No pequeno livro Reflexões de um Bispo Sobre as Instituições Eclesiásticas Atuais, lançado recentemente, ele - um dos poucos sacerdotes brasileiros que participaram do Concílio Vaticano II - também defende a democratização da Igreja, com a participação dos leigos na eleição de bispos. Morador do Mosteiro de São Bento, no Rio, d. Clemente passa uma temporada no Recife, de onde concedeu entrevista ao Estado por e-mail.
Em seu livro, o senhor aborda temas delicados para a Igreja Católica, como o celibato, a ordenação de mulheres. Por que o senhor decidiu escrever sobre isso agora?
Porque me parecem de grande atualidade. A ordenação de mulheres acaba de ser proposta na Europa pelo cardeal Martini e tem aprovação do cardeal Lorscheider no seu livro Mantenham as Lâmpadas Acesas. Não propus o fim do celibato eclesiástico, mas apenas a possibilidade de dispensar bons sacerdotes do celibato para continuarem o ministério. Não são casados os padres das Igrejas Orientais?
Na opinião do senhor, a exigência do celibato favorece personalidades perturbadas, como a dos padres envolvidos em pedofilia?
A exigência do celibato traz uma carga psicológica que pode favorecer personalidades desequilibradas, embora não sempre. O celibato, como resposta ao convite do Evangelho e da Epístola de São Paulo aos Coríntios, deverá existir sempre na Igreja. Os monges deverão ser sempre celibatários.
O senhor acredita que, se pudessem constituir família, os padres poderiam se dedicar ao trabalho pastoral da mesma forma?
Não impediria o trabalho habitual de um pai de família. Tudo depende da vocação.
O senhor também defende a ordenação de mulheres.

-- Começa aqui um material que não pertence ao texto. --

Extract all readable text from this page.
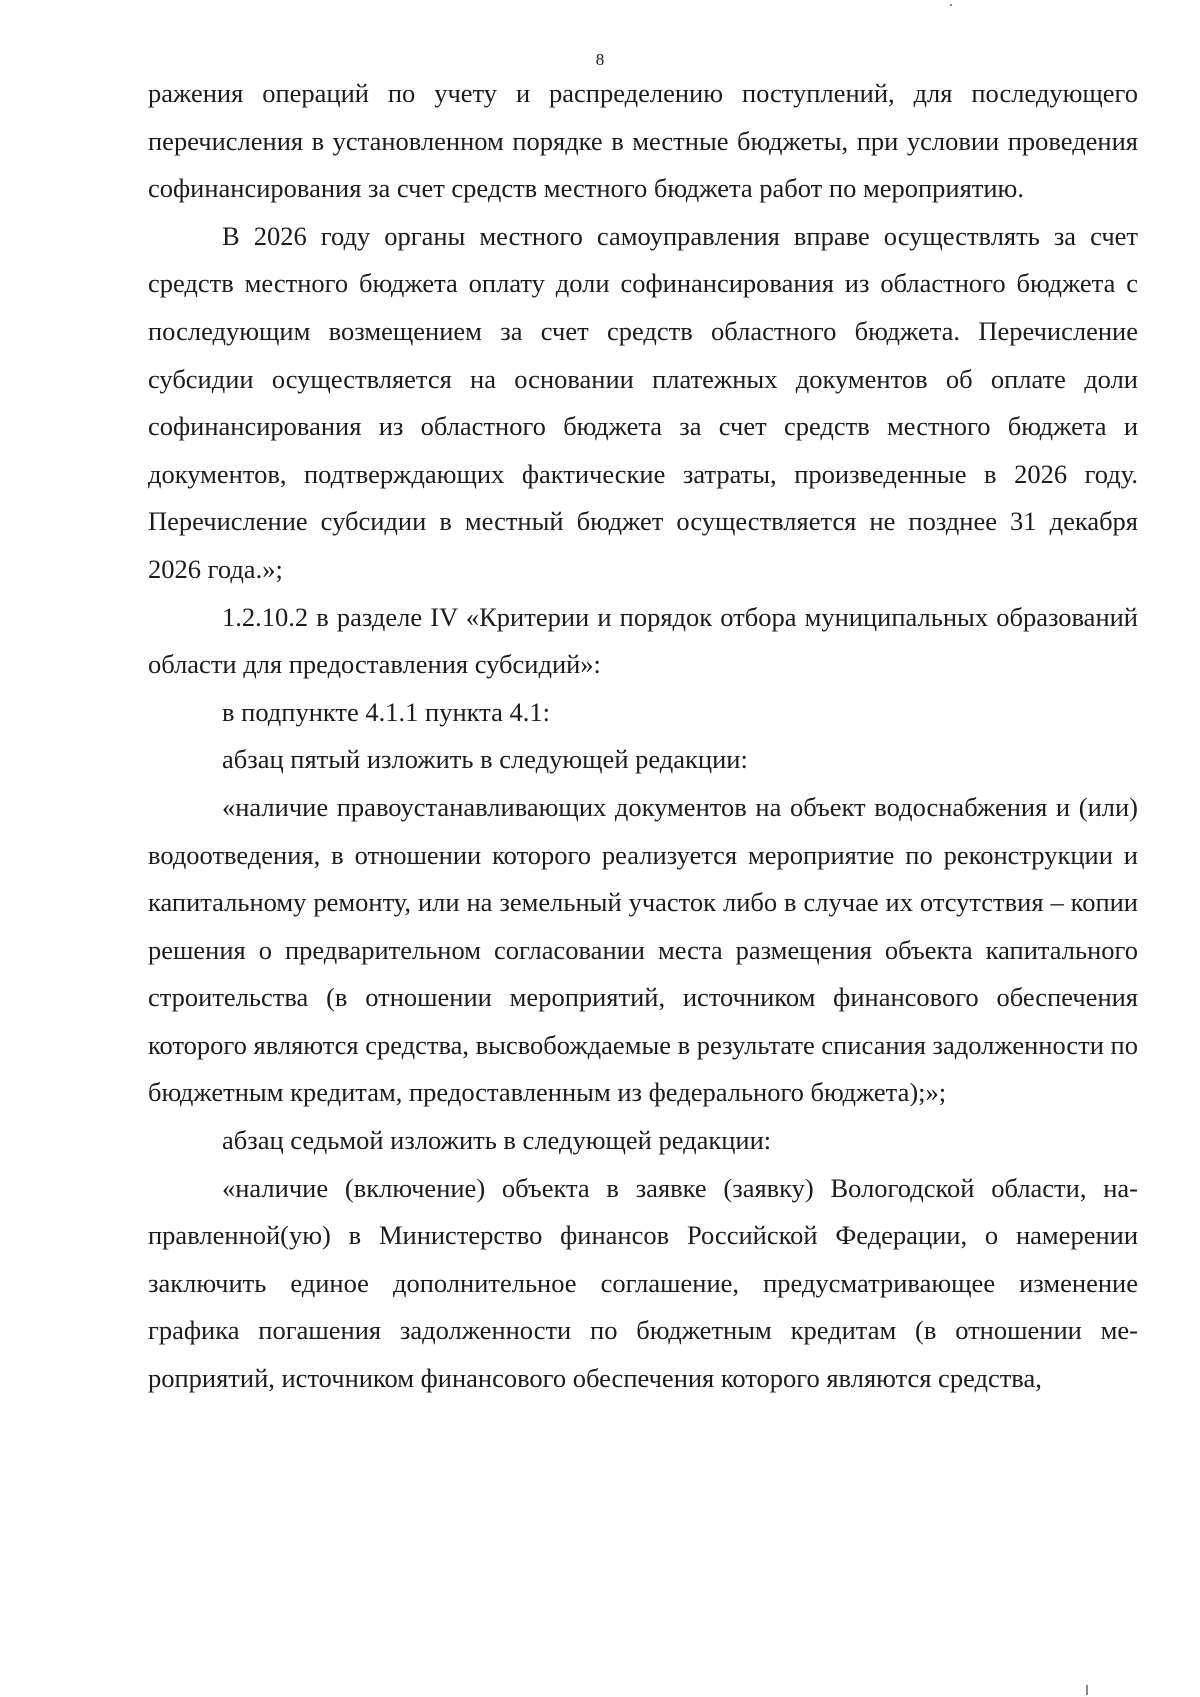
8

ражения операций по учету и распределению поступлений, для последующего перечисления в установленном порядке в местные бюджеты, при условии проведения софинансирования за счет средств местного бюджета работ по мероприятию.

В 2026 году органы местного самоуправления вправе осуществлять за счет средств местного бюджета оплату доли софинансирования из областного бюджета с последующим возмещением за счет средств областного бюджета. Перечисление субсидии осуществляется на основании платежных документов об оплате доли софинансирования из областного бюджета за счет средств местного бюджета и документов, подтверждающих фактические затраты, произведенные в 2026 году. Перечисление субсидии в местный бюджет осуществляется не позднее 31 декабря 2026 года.»;

1.2.10.2 в разделе IV «Критерии и порядок отбора муниципальных образований области для предоставления субсидий»:

в подпункте 4.1.1 пункта 4.1:

абзац пятый изложить в следующей редакции:

«наличие правоустанавливающих документов на объект водоснабжения и (или) водоотведения, в отношении которого реализуется мероприятие по реконструкции и капитальному ремонту, или на земельный участок либо в случае их отсутствия – копии решения о предварительном согласовании места размещения объекта капитального строительства (в отношении мероприятий, источником финансового обеспечения которого являются средства, высвобождаемые в результате списания задолженности по бюджетным кредитам, предоставленным из федерального бюджета);»;

абзац седьмой изложить в следующей редакции:

«наличие (включение) объекта в заявке (заявку) Вологодской области, направленной(ую) в Министерство финансов Российской Федерации, о намерении заключить единое дополнительное соглашение, предусматривающее изменение графика погашения задолженности по бюджетным кредитам (в отношении мероприятий, источником финансового обеспечения которого являются средства,
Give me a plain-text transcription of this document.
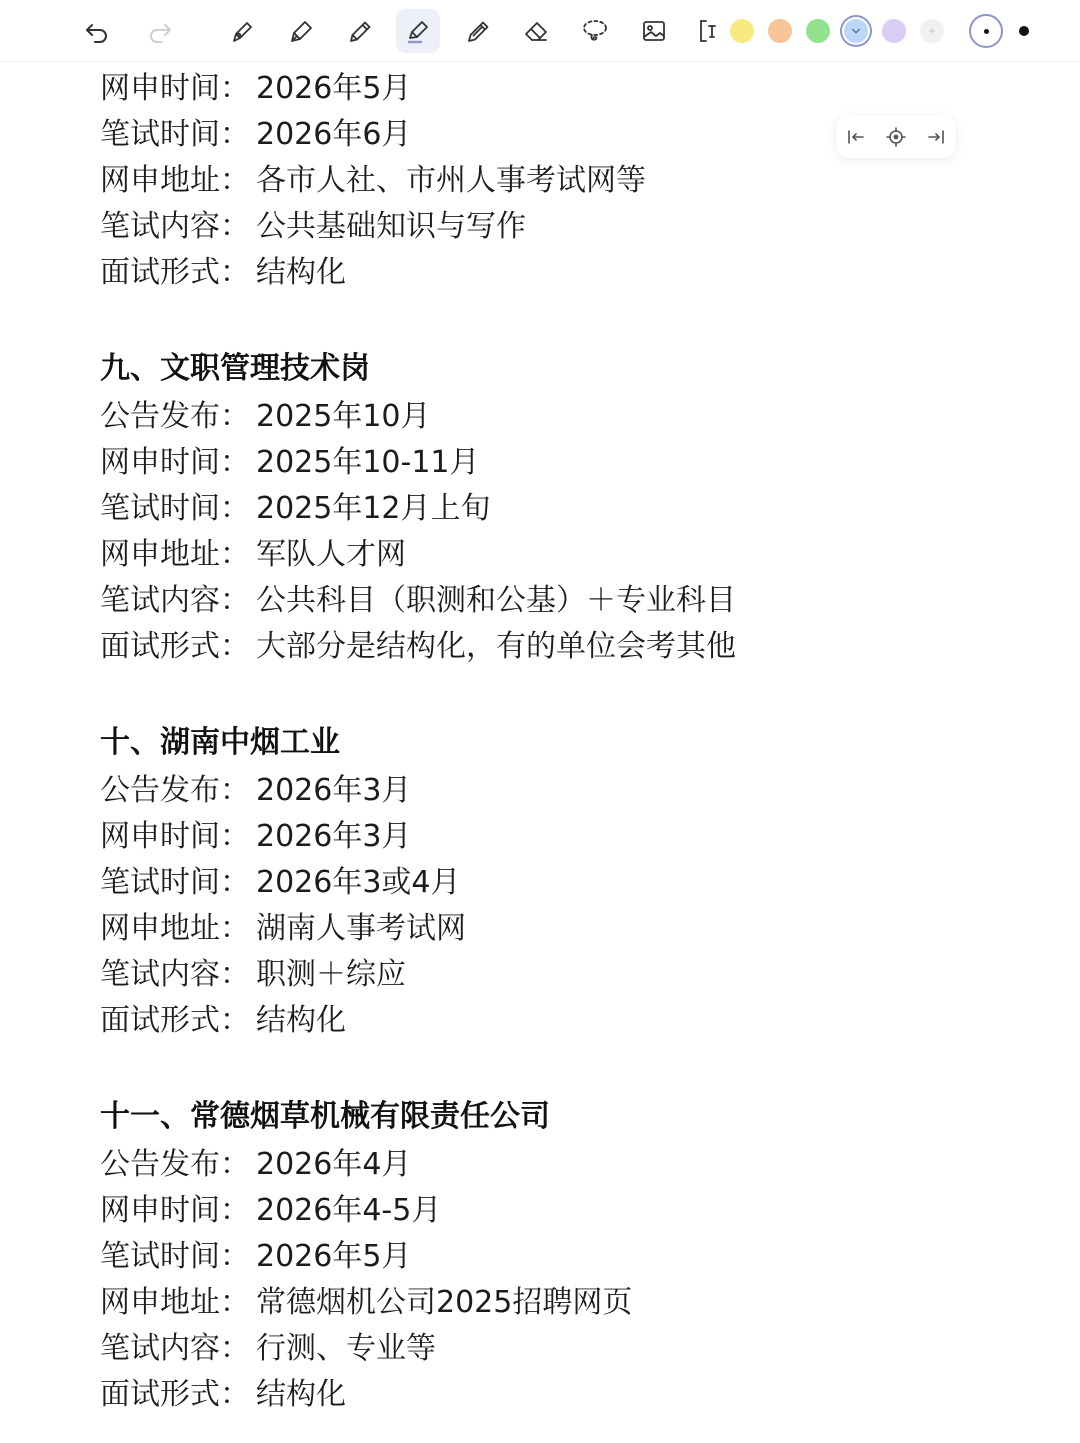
网申时间： 2026年5月
笔试时间： 2026年6月
网申地址： 各市人社、市州人事考试网等
笔试内容： 公共基础知识与写作
面试形式： 结构化
九、文职管理技术岗
公告发布： 2025年10月
网申时间： 2025年10-11月
笔试时间： 2025年12月上旬
网申地址： 军队人才网
笔试内容： 公共科目（职测和公基）＋专业科目
面试形式： 大部分是结构化，有的单位会考其他
十、湖南中烟工业
公告发布： 2026年3月
网申时间： 2026年3月
笔试时间： 2026年3或4月
网申地址： 湖南人事考试网
笔试内容： 职测＋综应
面试形式： 结构化
十一、常德烟草机械有限责任公司
公告发布： 2026年4月
网申时间： 2026年4-5月
笔试时间： 2026年5月
网申地址： 常德烟机公司2025招聘网页
笔试内容： 行测、专业等
面试形式： 结构化
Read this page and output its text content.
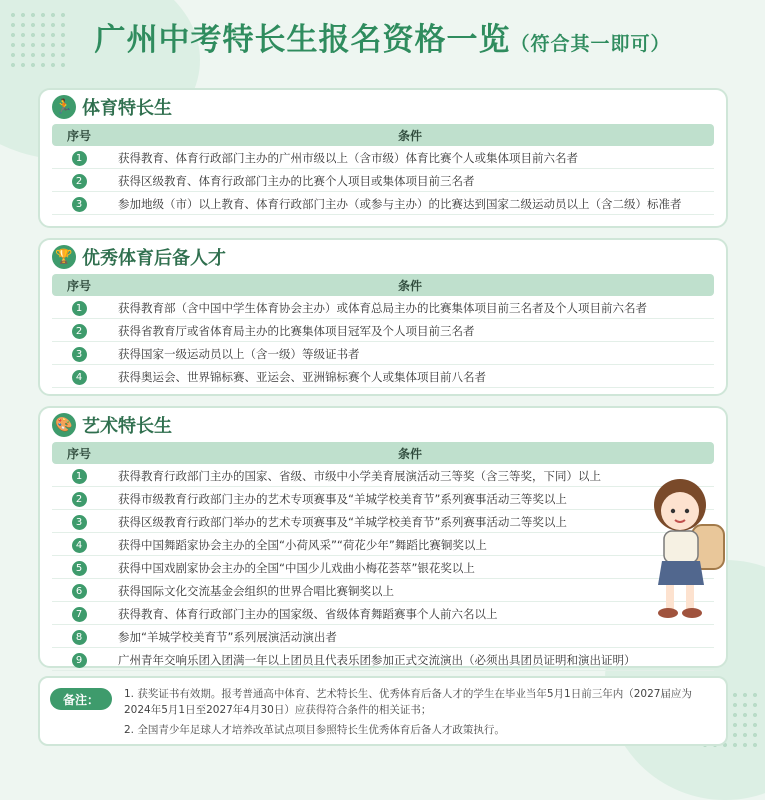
广州中考特长生报名资格一览（符合其一即可）
🏃 体育特长生
序号	条件
1	获得教育、体育行政部门主办的广州市级以上（含市级）体育比赛个人或集体项目前六名者
2	获得区级教育、体育行政部门主办的比赛个人项目或集体项目前三名者
3	参加地级（市）以上教育、体育行政部门主办（或参与主办）的比赛达到国家二级运动员以上（含二级）标准者
🏆 优秀体育后备人才
序号	条件
1	获得教育部（含中国中学生体育协会主办）或体育总局主办的比赛集体项目前三名者及个人项目前六名者
2	获得省教育厅或省体育局主办的比赛集体项目冠军及个人项目前三名者
3	获得国家一级运动员以上（含一级）等级证书者
4	获得奥运会、世界锦标赛、亚运会、亚洲锦标赛个人或集体项目前八名者
🎨 艺术特长生
序号	条件
1	获得教育行政部门主办的国家、省级、市级中小学美育展演活动三等奖（含三等奖，下同）以上
2	获得市级教育行政部门主办的艺术专项赛事及“羊城学校美育节”系列赛事活动三等奖以上
3	获得区级教育行政部门举办的艺术专项赛事及“羊城学校美育节”系列赛事活动二等奖以上
4	获得中国舞蹈家协会主办的全国“小荷风采”“荷花少年”舞蹈比赛铜奖以上
5	获得中国戏剧家协会主办的全国“中国少儿戏曲小梅花荟萃”银花奖以上
6	获得国际文化交流基金会组织的世界合唱比赛铜奖以上
7	获得教育、体育行政部门主办的国家级、省级体育舞蹈赛事个人前六名以上
8	参加“羊城学校美育节”系列展演活动演出者
9	广州青年交响乐团入团满一年以上团员且代表乐团参加正式交流演出（必须出具团员证明和演出证明）
备注：	1. 获奖证书有效期。报考普通高中体育、艺术特长生、优秀体育后备人才的学生在毕业当年5月1日前三年内（2027届应为2024年5月1日至2027年4月30日）应获得符合条件的相关证书；

2. 全国青少年足球人才培养改革试点项目参照特长生优秀体育后备人才政策执行。
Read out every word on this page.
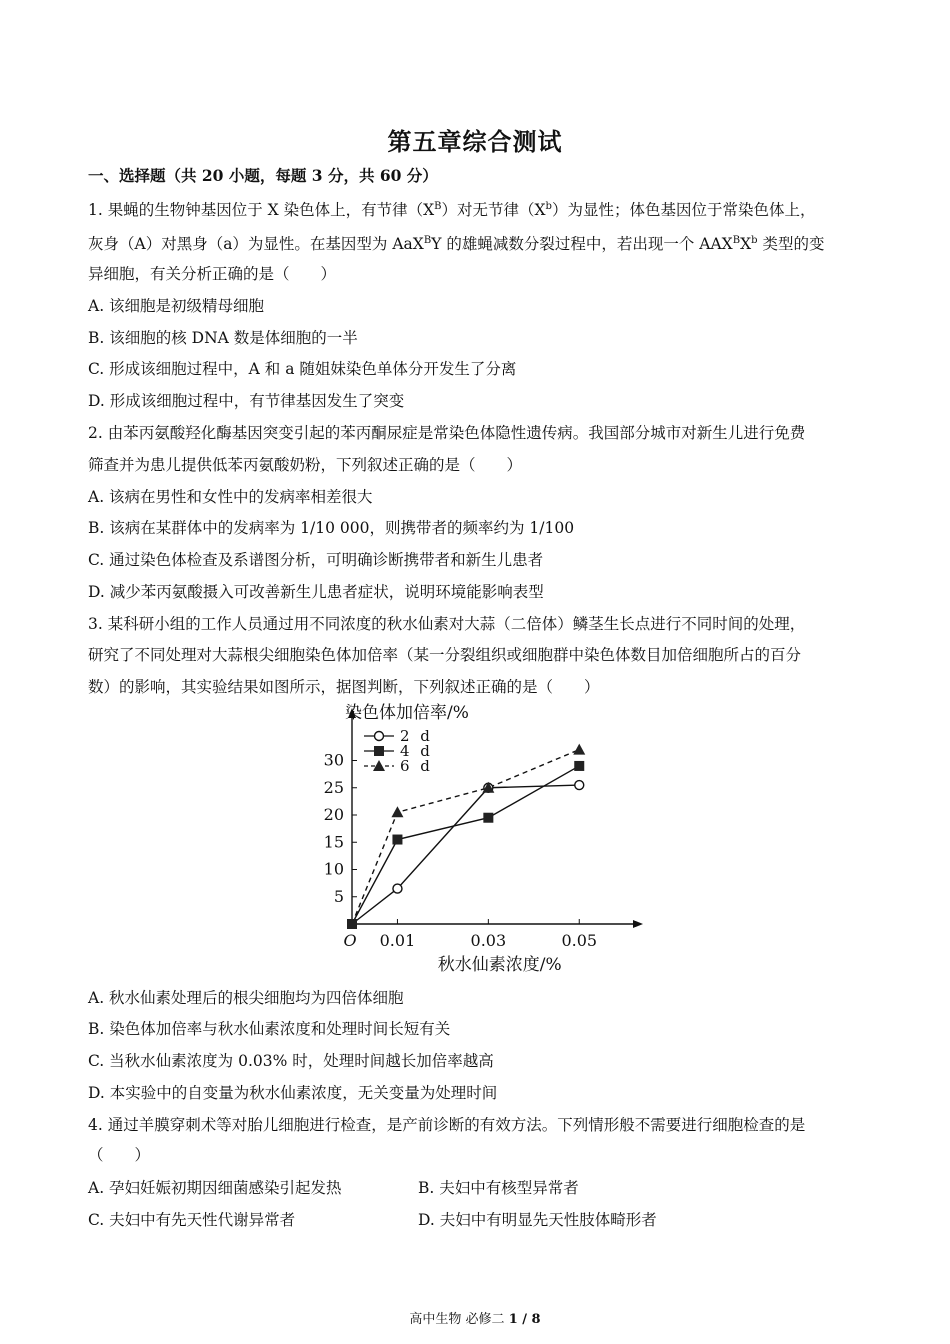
第五章综合测试
一、选择题（共 20 小题，每题 3 分，共 60 分）
1. 果蝇的生物钟基因位于 X 染色体上，有节律$(X^B)$对无节律$(X^b)$为显性；体色基因位于常染色体上，
灰身（A）对黑身（a）为显性。在基因型为 AaX$^B$Y 的雄蝇减数分裂过程中，若出现一个 $AAX^BX^b$ 类型的变
异细胞，有关分析正确的是（　　）
A. 该细胞是初级精母细胞
B. 该细胞的核 DNA 数是体细胞的一半
C. 形成该细胞过程中，A 和 a 随姐妹染色单体分开发生了分离
D. 形成该细胞过程中，有节律基因发生了突变
2. 由苯丙氨酸羟化酶基因突变引起的苯丙酮尿症是常染色体隐性遗传病。我国部分城市对新生儿进行免费
筛查并为患儿提供低苯丙氨酸奶粉，下列叙述正确的是（　　）
A. 该病在男性和女性中的发病率相差很大
B. 该病在某群体中的发病率为 1/10 000，则携带者的频率约为 1/100
C. 通过染色体检查及系谱图分析，可明确诊断携带者和新生儿患者
D. 减少苯丙氨酸摄入可改善新生儿患者症状，说明环境能影响表型
3. 某科研小组的工作人员通过用不同浓度的秋水仙素对大蒜（二倍体）鳞茎生长点进行不同时间的处理，
研究了不同处理对大蒜根尖细胞染色体加倍率（某一分裂组织或细胞群中染色体数目加倍细胞所占的百分
数）的影响，其实验结果如图所示，据图判断，下列叙述正确的是（　　）
染色体加倍率/%
秋水仙素浓度/%
O
5
10
15
20
25
30
0.01	0.03	0.05
2 d
4 d
6 d
A. 秋水仙素处理后的根尖细胞均为四倍体细胞
B. 染色体加倍率与秋水仙素浓度和处理时间长短有关
C. 当秋水仙素浓度为 0.03% 时，处理时间越长加倍率越高
D. 本实验中的自变量为秋水仙素浓度，无关变量为处理时间
4. 通过羊膜穿刺术等对胎儿细胞进行检查，是产前诊断的有效方法。下列情形般不需要进行细胞检查的是
（　　）
A. 孕妇妊娠初期因细菌感染引起发热	B. 夫妇中有核型异常者
C. 夫妇中有先天性代谢异常者	D. 夫妇中有明显先天性肢体畸形者
高中生物 必修二 1 / 8
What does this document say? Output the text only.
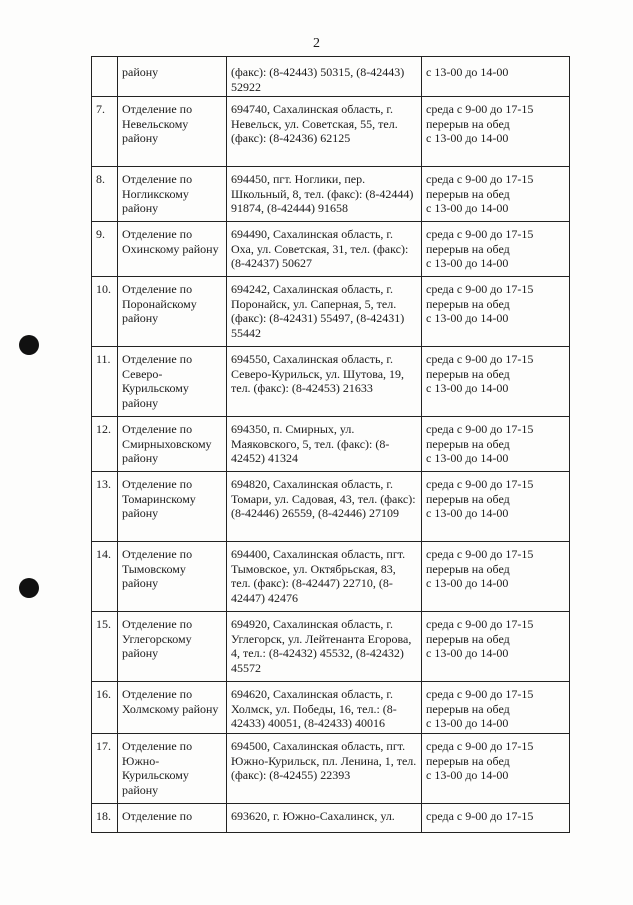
2
	району	(факс): (8-42443) 50315, (8-42443) 52922	с 13-00 до 14-00

7.	Отделение по Невельскому району	694740, Сахалинская область, г. Невельск, ул. Советская, 55, тел. (факс): (8-42436) 62125	среда с 9-00 до 17-15
перерыв на обед
с 13-00 до 14-00

8.	Отделение по Ногликскому району	694450, пгт. Ноглики, пер. Школьный, 8, тел. (факс): (8-42444) 91874, (8-42444) 91658	среда с 9-00 до 17-15
перерыв на обед
с 13-00 до 14-00

9.	Отделение по Охинскому району	694490, Сахалинская область, г. Оха, ул. Советская, 31, тел. (факс): (8-42437) 50627	среда с 9-00 до 17-15
перерыв на обед
с 13-00 до 14-00

10.	Отделение по Поронайскому району	694242, Сахалинская область, г. Поронайск, ул. Саперная, 5, тел. (факс): (8-42431) 55497, (8-42431) 55442	среда с 9-00 до 17-15
перерыв на обед
с 13-00 до 14-00

11.	Отделение по Северо-Курильскому району	694550, Сахалинская область, г. Северо-Курильск, ул. Шутова, 19, тел. (факс): (8-42453) 21633	среда с 9-00 до 17-15
перерыв на обед
с 13-00 до 14-00

12.	Отделение по Смирныховскому району	694350, п. Смирных, ул. Маяковского, 5, тел. (факс): (8-42452) 41324	среда с 9-00 до 17-15
перерыв на обед
с 13-00 до 14-00

13.	Отделение по Томаринскому району	694820, Сахалинская область, г. Томари, ул. Садовая, 43, тел. (факс): (8-42446) 26559, (8-42446) 27109	среда с 9-00 до 17-15
перерыв на обед
с 13-00 до 14-00

14.	Отделение по Тымовскому району	694400, Сахалинская область, пгт. Тымовское, ул. Октябрьская, 83, тел. (факс): (8-42447) 22710, (8-42447) 42476	среда с 9-00 до 17-15
перерыв на обед
с 13-00 до 14-00

15.	Отделение по Углегорскому району	694920, Сахалинская область, г. Углегорск, ул. Лейтенанта Егорова, 4, тел.: (8-42432) 45532, (8-42432) 45572	среда с 9-00 до 17-15
перерыв на обед
с 13-00 до 14-00

16.	Отделение по Холмскому району	694620, Сахалинская область, г. Холмск, ул. Победы, 16, тел.: (8-42433) 40051, (8-42433) 40016	среда с 9-00 до 17-15
перерыв на обед
с 13-00 до 14-00

17.	Отделение по Южно-Курильскому району	694500, Сахалинская область, пгт. Южно-Курильск, пл. Ленина, 1, тел. (факс): (8-42455) 22393	среда с 9-00 до 17-15
перерыв на обед
с 13-00 до 14-00

18.	Отделение по	693620, г. Южно-Сахалинск, ул.	среда с 9-00 до 17-15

A ordenação sacerdotal das mulheres é uma praxe adotada nas Igrejas Anglicana e Luterana. Dois cardeais modernos, Lorscheider e Martini, são favoráveis. Sem dúvida Ione Buyst teria competência para dirigir uma paróquia. Irmã Penha Campanedo também.
O senhor acha que, se houvesse maior poder de decisão dos fiéis na escolha dos líderes da Igreja, as pessoas se aproximariam mais dela? O senhor ousaria defender uma participação direta dos fiéis na escolha do papa?
Penso que um grupo de leigos, homens e mulheres, que ajudariam a eleger o bispo, faria a comunidade diocesana mais próxima dele. Quanto à eleição do papa, que é bispo de Roma, concordo com a opinião do cardeal Lorscheider: “Deve-se dissolver o Colégio Cardinalício e fazer o papa ser eleito pelos presidentes das Conferências Episcopais”.
É verdade que o Núncio Apostólico tentou impedir a publicação do seu livro?
O Núncio Apostólico chamou o Provincial dos Padres Paulinos, que iam publicar meu livro, e proibiu a publicação. Mas não se dirigiu a mim. Procurei então, tranqüilo, outra editora, pois o livro nada contém contra a fé e as leis da Igreja. A Santa Sé publicou um livro onde se diz que o bispo emérito, como sucessor dos apóstolos, pode pregar. Se pode pregar, pode escrever.